I cannot question the wisdom of those ancestral Mirocavians who began the tradition of the winter festival and gave the town a pretext for celebration and social intercourse at a time when the consequences of brooding isolation are most severe, those longest and darkest days of the solstice. A mood of Christmas joviality obviously would not be sufficient to counter the menace of this season. But even so, there are still the suicides of individuals who are somehow cut off, I imagine, from the vitalizing activities of the festival.

•   •   •

It is the nature of this insidious subseason that seems to determine the outward forms of Mirocaw's winter festival: the optimistic greenery in a period of gray dormancy; the fertile promise of the Winter Queen; and, most interesting to my mind, the clowns—the bright clowns of Mirocaw who are treated so badly.
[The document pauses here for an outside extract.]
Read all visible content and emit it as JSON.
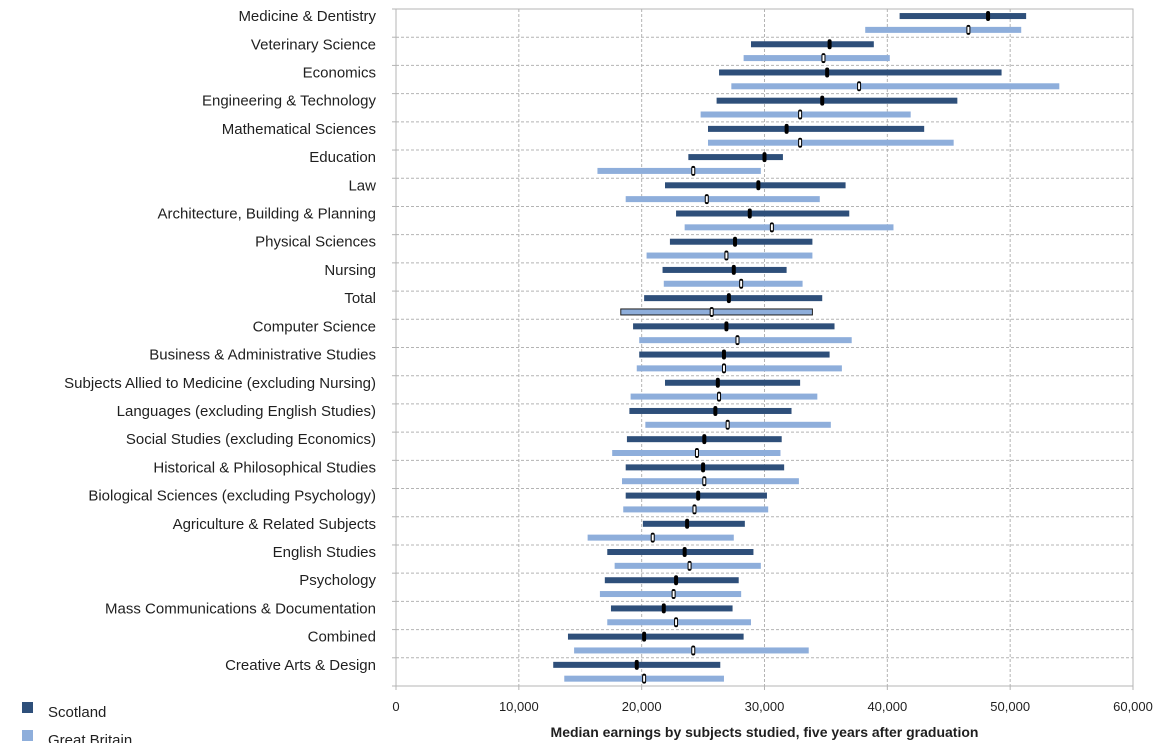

They appear to serve as surrogate figures for those dark-eyed mummers of the slums. Since the latter are feared for some power or influence they possess, they may still be symbolically confronted and conquered through their counterparts, who are elected for precisely this function. If I am right about this, I wonder to what extent there is a conscious awareness among the town's populace of this indirect show of aggression. Those three young men I spoke with tonight did not seem to possess much insight beyond seeing that there was a certain amount of robust fun in the festival's tradition. For that matter, how much awareness is there on the
other side
of these two antagonistic festivals? Too horrible to think of such a thing, but I must wonder if, for all their apparent aimlessness, those inhabitants of the ghetto are not the only ones who know what they are about. No denying that behind those inhumanly limp expressions there seems to be a kind of obnoxious intelligence.